Hadoop was rising as a super-star in the big data movement. Comparing with proprietary software, Hadoop is open source (i.e., FREE) and has an very active community, getting favors from small or middle business.
However, Teradata sells its product and service, in most cases, very expensively. Most of its clients are big companies. As one of the important players in the field, Teradata does not want to be left behind in the race, even though it does actually lead in many aspects. One big move occurred in 2011, when Teradata acquired Aster Data Systems, to address the challenge.
The common idea shared by both Hadoop and Teradata EDW (Enterprise Data Warehouse) is that data are partitioned across multiple nodes thus the computation can be done in parallel. Therefore one of my work then was to explore the collaboration opportunities between them.
-
One application was to load data from the HDFS into the Teradata data warehouse1. It enables a Hadoop-Teradata EDW co-existing environment: Teradata EDW is the first tier as the data storage and for the main data analytics, whereas Hadoop is the second tier as the intermediate data storage and processing. Here Hadoop is mainly used as part of an ETL process, instead of serving for data analytics.
-
On the other hand, it is possible to run the Hadoop MapReduce job on data stored in the Teradata EDW, through the customized input format classes2. Thus Hadoop provides a more flexible but maybe less efficient solution to the complex data analytics, comparing with the UDF (User Defined Function).
-
One interesting technique we developed is to optimize the data assignment from the HDFS (Hadoop File System) to the Teradata EDW3, when the Hadoop and Teradata EDW are located in the same hardware cluster. It was exciting to see the problem can reduce to min-cost flow in the bipartite network.

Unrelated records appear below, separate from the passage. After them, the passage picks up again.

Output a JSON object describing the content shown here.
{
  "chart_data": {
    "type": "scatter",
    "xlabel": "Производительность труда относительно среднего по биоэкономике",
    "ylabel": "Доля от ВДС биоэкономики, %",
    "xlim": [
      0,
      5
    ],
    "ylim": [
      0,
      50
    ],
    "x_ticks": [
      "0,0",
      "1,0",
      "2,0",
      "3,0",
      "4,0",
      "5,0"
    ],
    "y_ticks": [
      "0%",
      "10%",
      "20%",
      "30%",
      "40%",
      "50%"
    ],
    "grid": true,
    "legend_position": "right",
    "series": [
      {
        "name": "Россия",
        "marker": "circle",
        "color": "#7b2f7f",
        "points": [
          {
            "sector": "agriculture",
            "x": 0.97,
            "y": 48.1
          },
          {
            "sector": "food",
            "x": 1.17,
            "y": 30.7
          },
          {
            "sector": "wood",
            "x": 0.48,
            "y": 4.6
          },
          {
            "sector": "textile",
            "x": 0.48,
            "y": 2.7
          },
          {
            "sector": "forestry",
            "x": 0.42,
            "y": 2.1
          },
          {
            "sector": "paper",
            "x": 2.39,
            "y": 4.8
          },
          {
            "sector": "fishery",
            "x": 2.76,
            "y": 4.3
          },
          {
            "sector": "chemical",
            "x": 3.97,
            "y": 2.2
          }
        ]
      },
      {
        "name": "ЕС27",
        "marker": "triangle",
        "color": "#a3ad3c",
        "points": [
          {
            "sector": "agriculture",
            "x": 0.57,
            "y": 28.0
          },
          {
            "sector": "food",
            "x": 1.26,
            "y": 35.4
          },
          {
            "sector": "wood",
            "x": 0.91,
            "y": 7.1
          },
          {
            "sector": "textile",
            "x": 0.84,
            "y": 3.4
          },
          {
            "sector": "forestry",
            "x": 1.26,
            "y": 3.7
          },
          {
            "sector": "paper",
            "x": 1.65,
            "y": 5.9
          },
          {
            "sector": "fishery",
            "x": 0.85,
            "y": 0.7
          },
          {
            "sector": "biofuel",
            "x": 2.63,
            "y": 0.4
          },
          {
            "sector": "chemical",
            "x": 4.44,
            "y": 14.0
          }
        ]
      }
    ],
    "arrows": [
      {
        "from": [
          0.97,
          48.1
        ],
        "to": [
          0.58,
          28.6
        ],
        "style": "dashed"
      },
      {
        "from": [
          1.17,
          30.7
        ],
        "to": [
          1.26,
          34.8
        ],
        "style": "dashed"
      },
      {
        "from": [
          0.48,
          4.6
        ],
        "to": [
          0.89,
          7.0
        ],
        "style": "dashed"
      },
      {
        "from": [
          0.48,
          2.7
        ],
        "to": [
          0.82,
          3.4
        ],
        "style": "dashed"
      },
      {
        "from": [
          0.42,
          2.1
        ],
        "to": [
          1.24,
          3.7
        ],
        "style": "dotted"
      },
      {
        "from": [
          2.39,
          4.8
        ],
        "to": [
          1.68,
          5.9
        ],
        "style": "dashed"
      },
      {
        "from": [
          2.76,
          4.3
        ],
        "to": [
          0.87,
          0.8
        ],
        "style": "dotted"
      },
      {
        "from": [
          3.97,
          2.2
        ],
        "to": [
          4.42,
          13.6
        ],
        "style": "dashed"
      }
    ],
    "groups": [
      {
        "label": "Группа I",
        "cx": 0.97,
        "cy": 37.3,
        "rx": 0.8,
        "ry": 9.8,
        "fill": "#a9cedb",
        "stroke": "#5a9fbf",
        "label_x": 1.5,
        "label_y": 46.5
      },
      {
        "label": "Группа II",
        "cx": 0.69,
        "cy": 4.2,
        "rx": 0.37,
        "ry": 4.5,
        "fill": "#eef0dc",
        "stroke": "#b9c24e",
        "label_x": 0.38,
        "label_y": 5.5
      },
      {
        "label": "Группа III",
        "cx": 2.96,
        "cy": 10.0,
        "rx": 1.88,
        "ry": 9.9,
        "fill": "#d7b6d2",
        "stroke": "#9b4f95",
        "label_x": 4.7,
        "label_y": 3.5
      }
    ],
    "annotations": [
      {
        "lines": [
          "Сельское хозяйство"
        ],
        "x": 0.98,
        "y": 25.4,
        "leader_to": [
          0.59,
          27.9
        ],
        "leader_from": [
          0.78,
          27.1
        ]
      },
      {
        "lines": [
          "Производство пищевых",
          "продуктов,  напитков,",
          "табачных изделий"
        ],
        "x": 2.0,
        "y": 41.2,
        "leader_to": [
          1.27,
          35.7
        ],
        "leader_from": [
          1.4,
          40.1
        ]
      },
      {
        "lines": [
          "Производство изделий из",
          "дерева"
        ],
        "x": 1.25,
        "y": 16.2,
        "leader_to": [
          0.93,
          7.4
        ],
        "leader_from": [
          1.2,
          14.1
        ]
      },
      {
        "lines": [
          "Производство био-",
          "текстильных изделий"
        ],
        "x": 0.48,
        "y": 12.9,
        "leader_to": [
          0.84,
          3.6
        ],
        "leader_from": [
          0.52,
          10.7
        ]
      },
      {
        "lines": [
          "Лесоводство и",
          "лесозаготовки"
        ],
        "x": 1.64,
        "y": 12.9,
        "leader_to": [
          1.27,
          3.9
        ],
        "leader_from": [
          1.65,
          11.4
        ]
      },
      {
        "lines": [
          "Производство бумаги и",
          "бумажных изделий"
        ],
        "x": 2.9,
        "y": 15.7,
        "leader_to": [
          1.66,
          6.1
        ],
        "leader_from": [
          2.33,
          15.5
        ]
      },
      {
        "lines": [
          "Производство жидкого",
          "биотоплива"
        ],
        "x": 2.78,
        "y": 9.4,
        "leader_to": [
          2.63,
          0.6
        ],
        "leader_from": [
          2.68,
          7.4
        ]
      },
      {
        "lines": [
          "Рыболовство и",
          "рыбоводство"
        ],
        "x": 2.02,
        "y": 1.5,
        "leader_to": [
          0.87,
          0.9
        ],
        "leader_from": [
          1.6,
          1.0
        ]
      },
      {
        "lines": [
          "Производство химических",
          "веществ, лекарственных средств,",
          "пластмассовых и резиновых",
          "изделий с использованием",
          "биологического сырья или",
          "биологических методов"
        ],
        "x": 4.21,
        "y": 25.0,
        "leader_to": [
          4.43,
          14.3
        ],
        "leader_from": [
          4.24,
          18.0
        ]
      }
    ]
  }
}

These projects had a long-lasting influence on my career in the following years. (1) They led me into a field where thinking at scale is necessary. (2) Another important lesson I learned is that some idea may come back and forth, like that of partitioning data for parallel computing, but people do pay more attentions to the problem it could solve. Therefore, problem-driven can be a better strategy in the field.